Hinge koDaka

Being married to Marriage Broker Auntie means that I sometimes get to participate, either directly or indirectly, in some of her “experiments”. Her latest experiment was to get on to dating apps, to see what the hell they are all about, so that she can advise her clients better about them.

She has written about her experience on these apps in the latest edition of her newsletter. Oh, and you should totally subscribe to her newsletter if you haven’t already. You will get some very interesting relationship insights, which you can appreciate even if you aren’t looking for a relationship.

Anyways, once she started her latest experiment, I asked myself “why should girls have all the fun?”, and got curious to get on these apps myself. I spoke to her about it, and she suggested that I check out Hinge. “It’s the most decent among all the apps”, she said.

I mean, this wasn’t my first time on a dating app. Though they all appeared well after I had got married, I remember trying out Tinder a few years back, possibly as part of another of my wife’s experiments. I remember getting disillusioned by it and deleting it in less than a day. I had even forgotten about it, except that when I was searching for Hinge on the app store, I found that I had already “bought” Tinder in the past (I now realise I’d tried TrulyMadly in the past as well – yet another unmemorable experience).

Anyways, I quite liked Hinge. I spent a whole week on it, before I decided that people who don’t know what’s happening might think I’m a creep and deleted my account.

What makes Hinge so nice is the way it is structured and the user experience. For starters, there’s no easy swiping left or right – there are (fairly small) buttons to either like or dismiss a profile, and in case  there has been a mutual like, then there is a “match” and you can start chatting.

Also, from one little experiment (where the wife and I decided to like each other on Hinge), I found that Hinge has implemented something that I have always believed in – basically don’t tell both parties that there is a match immediately after the second person has liked. That way, the pair know who liked whom first and that can set an unhealthy prior in the relationship. Instead, if the app waits for a “random period of time” before announcing the match, you don’t know who liked whom first.

Back to Hinge – what I liked about it was how the profiles had been designed. You are asked to upload six photos of yourself doing different things, and also answer a few questions. The answers to these questions are displayed in bold on your profile, and this means that anyone who pays some amount of attention is likely to see these answers.

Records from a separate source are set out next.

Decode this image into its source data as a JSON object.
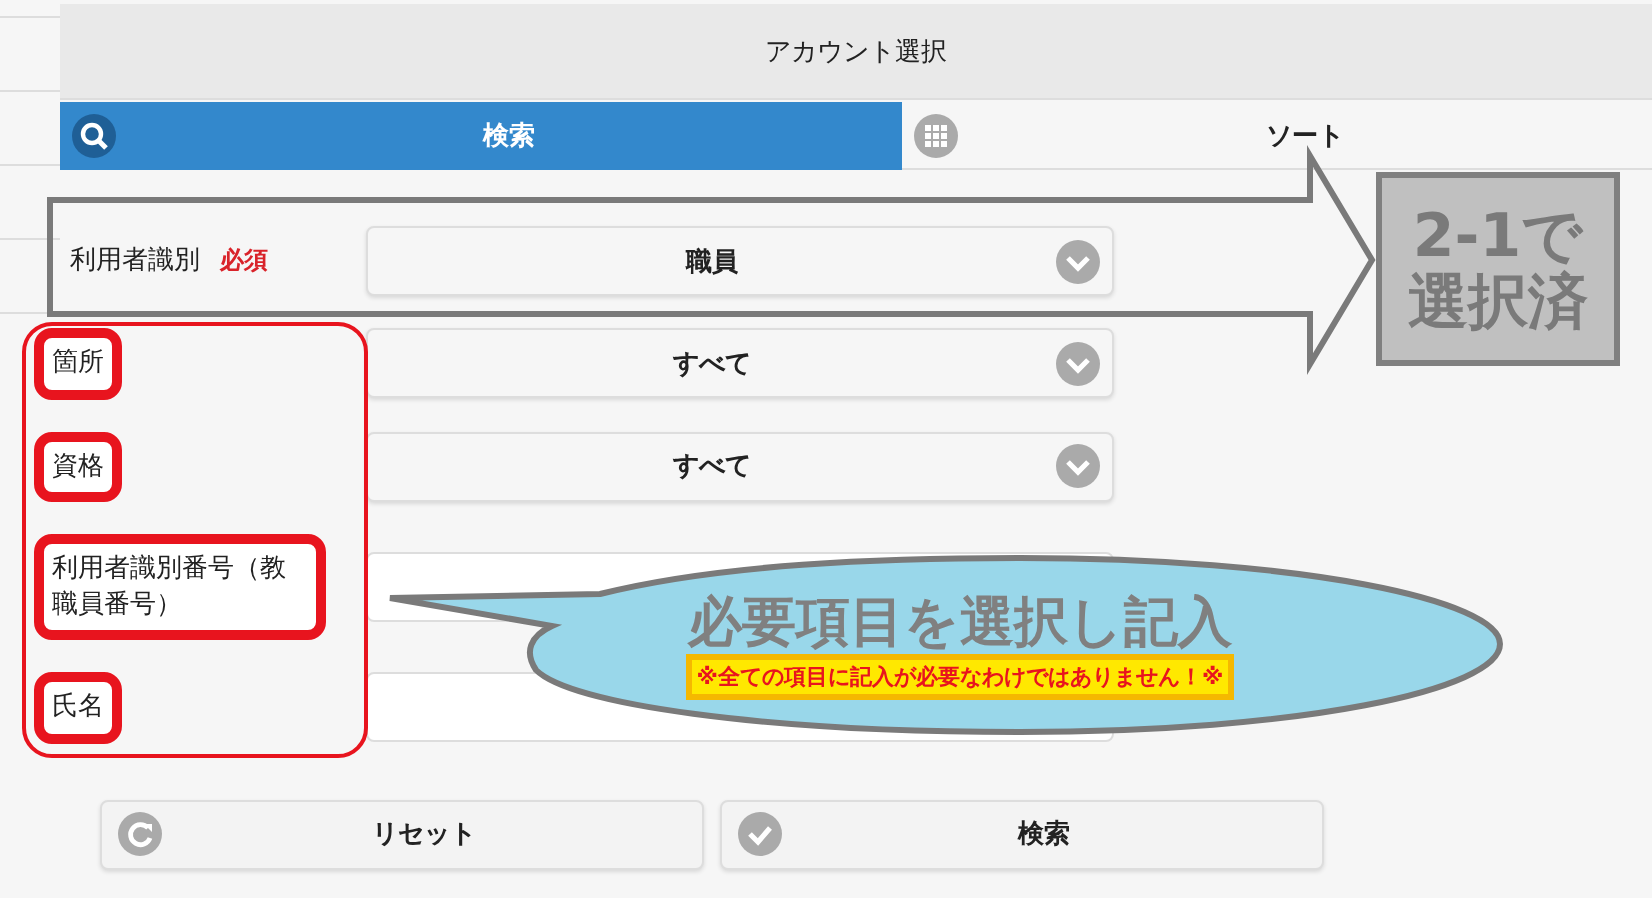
{
  "window": {
    "title": "アカウント選択"
  },
  "tabs": [
    {
      "label": "検索",
      "selected": true
    },
    {
      "label": "ソート",
      "selected": false
    }
  ],
  "fields": [
    {
      "label": "利用者識別",
      "required_badge": "必須",
      "kind": "select",
      "value": "職員",
      "highlighted": false
    },
    {
      "label": "箇所",
      "kind": "select",
      "value": "すべて",
      "highlighted": true
    },
    {
      "label": "資格",
      "kind": "select",
      "value": "すべて",
      "highlighted": true
    },
    {
      "label": "利用者識別番号（教職員番号）",
      "kind": "input",
      "highlighted": true
    },
    {
      "label": "氏名",
      "kind": "input",
      "highlighted": true
    }
  ],
  "buttons": [
    {
      "label": "リセット"
    },
    {
      "label": "検索"
    }
  ],
  "annotations": {
    "selected_note": [
      "2-1で",
      "選択済"
    ],
    "bubble_title": "必要項目を選択し記入",
    "bubble_note": "※全ての項目に記入が必要なわけではありません！※"
  }
}
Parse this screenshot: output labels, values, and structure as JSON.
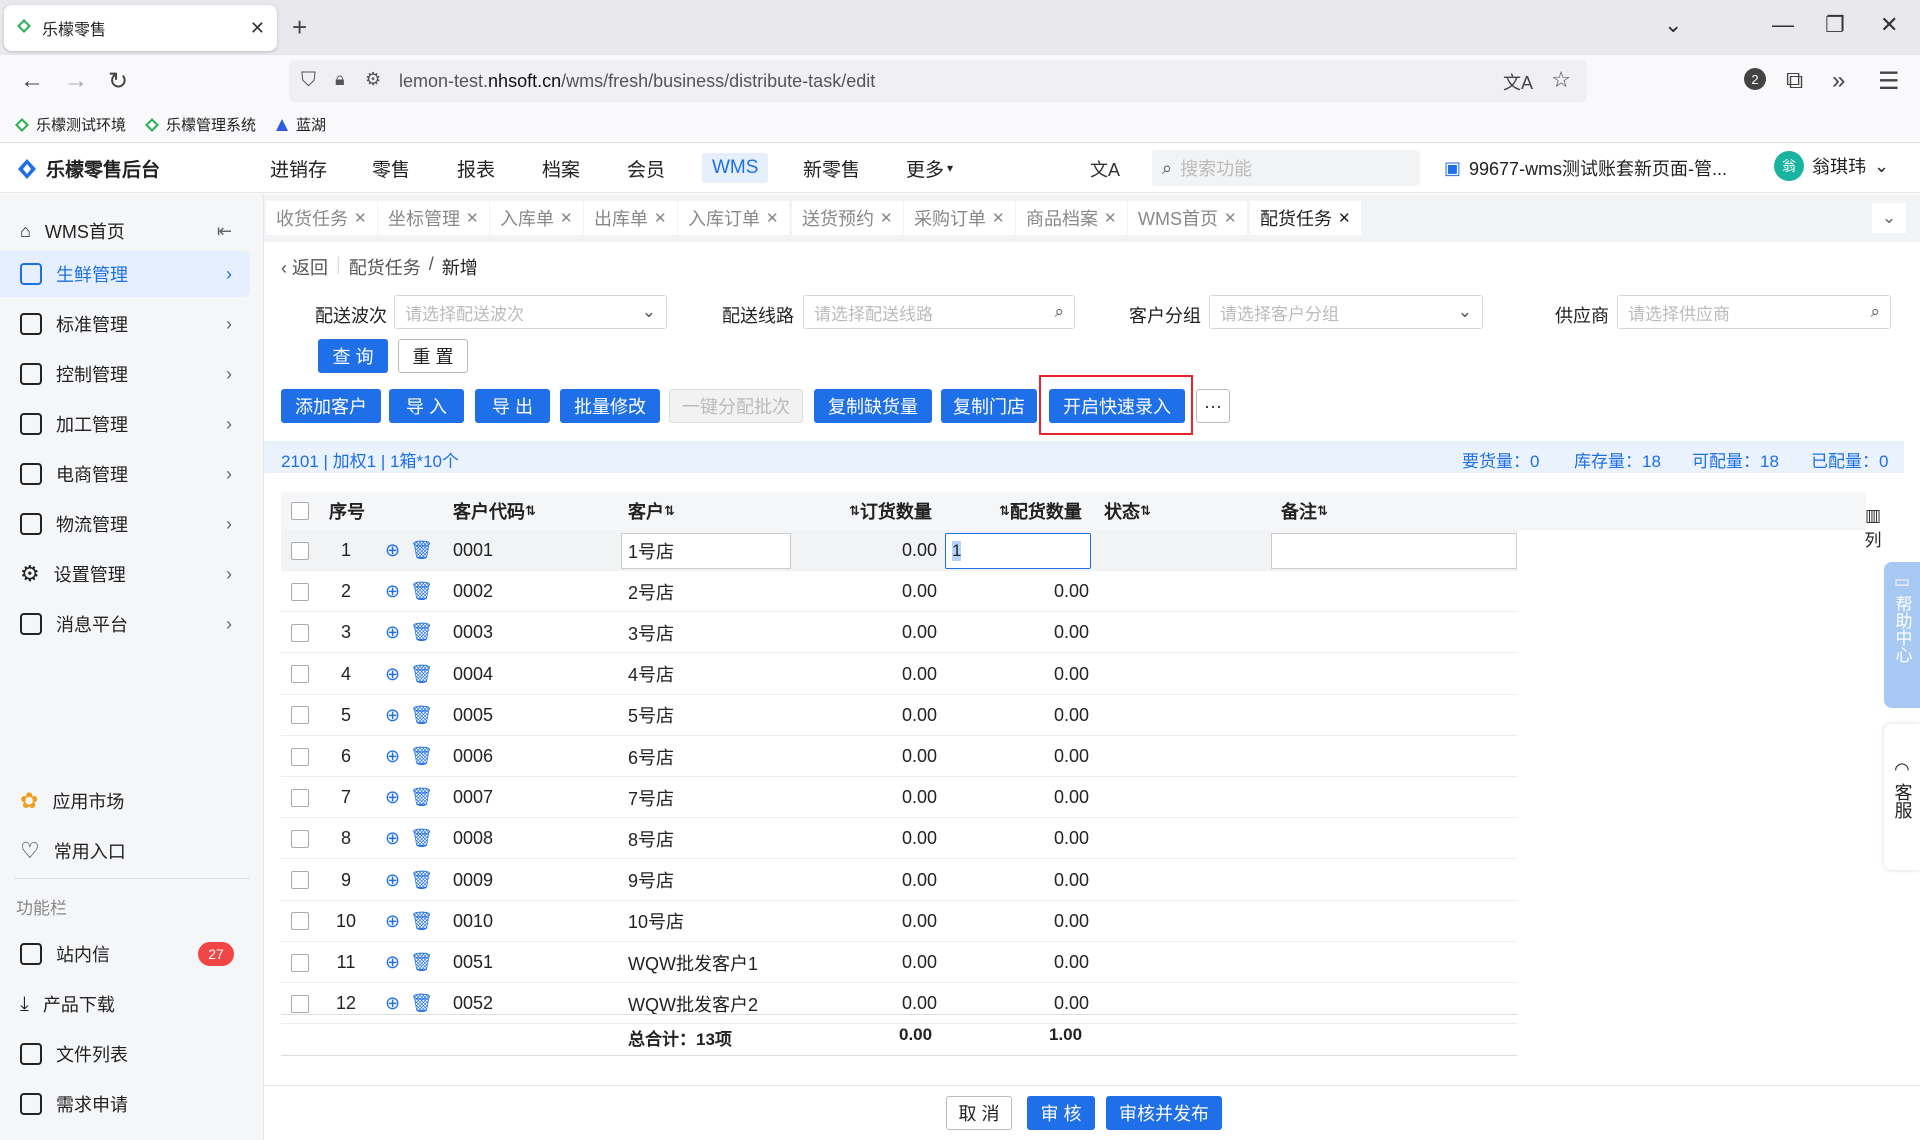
{
  "browser": {
    "tab_title": "乐檬零售",
    "tab_close": "✕",
    "new_tab": "+",
    "url_prefix": "lemon-test.",
    "url_domain": "nhsoft.cn",
    "url_path": "/wms/fresh/business/distribute-task/edit",
    "ext_badge": "2",
    "bookmarks": [
      "乐檬测试环境",
      "乐檬管理系统",
      "蓝湖"
    ]
  },
  "app": {
    "brand": "乐檬零售后台",
    "topnav": [
      "进销存",
      "零售",
      "报表",
      "档案",
      "会员",
      "WMS",
      "新零售",
      "更多"
    ],
    "search_placeholder": "搜索功能",
    "account": "99677-wms测试账套新页面-管...",
    "avatar_char": "翁",
    "user_name": "翁琪玮"
  },
  "sidebar": {
    "items": [
      "WMS首页",
      "生鲜管理",
      "标准管理",
      "控制管理",
      "加工管理",
      "电商管理",
      "物流管理",
      "设置管理",
      "消息平台"
    ],
    "bottom_items": [
      "应用市场",
      "常用入口"
    ],
    "section_label": "功能栏",
    "func_items": [
      "站内信",
      "产品下载",
      "文件列表",
      "需求申请"
    ],
    "badge": "27"
  },
  "page_tabs": [
    "收货任务",
    "坐标管理",
    "入库单",
    "出库单",
    "入库订单",
    "送货预约",
    "采购订单",
    "商品档案",
    "WMS首页",
    "配货任务"
  ],
  "breadcrumb": {
    "back": "返回",
    "parent": "配货任务",
    "sep": "/",
    "current": "新增"
  },
  "filters": {
    "wave_label": "配送波次",
    "wave_placeholder": "请选择配送波次",
    "route_label": "配送线路",
    "route_placeholder": "请选择配送线路",
    "group_label": "客户分组",
    "group_placeholder": "请选择客户分组",
    "supplier_label": "供应商",
    "supplier_placeholder": "请选择供应商",
    "query": "查 询",
    "reset": "重 置"
  },
  "toolbar": [
    "添加客户",
    "导 入",
    "导 出",
    "批量修改",
    "一键分配批次",
    "复制缺货量",
    "复制门店",
    "开启快速录入"
  ],
  "toolbar_more": "···",
  "info": {
    "product": "2101 | 加权1 | 1箱*10个",
    "demand": "要货量：0",
    "stock": "库存量：18",
    "allocatable": "可配量：18",
    "allocated": "已配量：0"
  },
  "table": {
    "headers": [
      "序号",
      "客户代码",
      "客户",
      "订货数量",
      "配货数量",
      "状态",
      "备注"
    ],
    "rows": [
      {
        "no": "1",
        "code": "0001",
        "customer": "1号店",
        "order": "0.00",
        "alloc": "1"
      },
      {
        "no": "2",
        "code": "0002",
        "customer": "2号店",
        "order": "0.00",
        "alloc": "0.00"
      },
      {
        "no": "3",
        "code": "0003",
        "customer": "3号店",
        "order": "0.00",
        "alloc": "0.00"
      },
      {
        "no": "4",
        "code": "0004",
        "customer": "4号店",
        "order": "0.00",
        "alloc": "0.00"
      },
      {
        "no": "5",
        "code": "0005",
        "customer": "5号店",
        "order": "0.00",
        "alloc": "0.00"
      },
      {
        "no": "6",
        "code": "0006",
        "customer": "6号店",
        "order": "0.00",
        "alloc": "0.00"
      },
      {
        "no": "7",
        "code": "0007",
        "customer": "7号店",
        "order": "0.00",
        "alloc": "0.00"
      },
      {
        "no": "8",
        "code": "0008",
        "customer": "8号店",
        "order": "0.00",
        "alloc": "0.00"
      },
      {
        "no": "9",
        "code": "0009",
        "customer": "9号店",
        "order": "0.00",
        "alloc": "0.00"
      },
      {
        "no": "10",
        "code": "0010",
        "customer": "10号店",
        "order": "0.00",
        "alloc": "0.00"
      },
      {
        "no": "11",
        "code": "0051",
        "customer": "WQW批发客户1",
        "order": "0.00",
        "alloc": "0.00"
      },
      {
        "no": "12",
        "code": "0052",
        "customer": "WQW批发客户2",
        "order": "0.00",
        "alloc": "0.00"
      }
    ],
    "total_label": "总合计：13项",
    "total_order": "0.00",
    "total_alloc": "1.00",
    "col_setting": "列"
  },
  "side_help": {
    "help": "帮助中心",
    "service": "客服"
  },
  "footer": {
    "cancel": "取 消",
    "audit": "审 核",
    "audit_publish": "审核并发布"
  },
  "colors": {
    "primary": "#1e6fe8",
    "highlight": "#e8242a",
    "badge": "#f04646"
  }
}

This means that you don’t need to impress your potential counterparties with your photos (or one photo) alone – you can show off your “well rounded personality” (if you have one that is). For example, I found this girl whose profile seemed unremarkable until I saw that she “got turned on by probability and maths”. That, of course, grabbed my attention and I immediately paid much more attention to her full profile. This kind of information (conveying your possibly unusual interests) is a little hard to get across on other dating platforms.

The other nice thing about Hinge is that you can choose what part of a person’s profile you want to like. You could choose one of the pictures, for example, or one of their answers to some question. Like if I were actually in the market (and not casually “researching”) I would have tried to start a conversation with the above mentioned person by liking (and possibly commenting on) her interest in probability.

This specific liking provides an automatic conversation starter. And in a congested market (see chapter 4 of my book here), anything that can help you distinguish yourself can be a sure winner. So it helps that you can write about your interest in probability. It helps that you can tell someone you like her for her interest in probability and not for her tattoo. In marketing jargon, it allows you to be “a qualified lead”.

I had fun for about a week. I must mention that I had used my real name (rather, my oldest nickname that everyone knows me by), and my real photo (my wife picked that one) on the platform. And then I got likes from two women (apart from the one from my wife).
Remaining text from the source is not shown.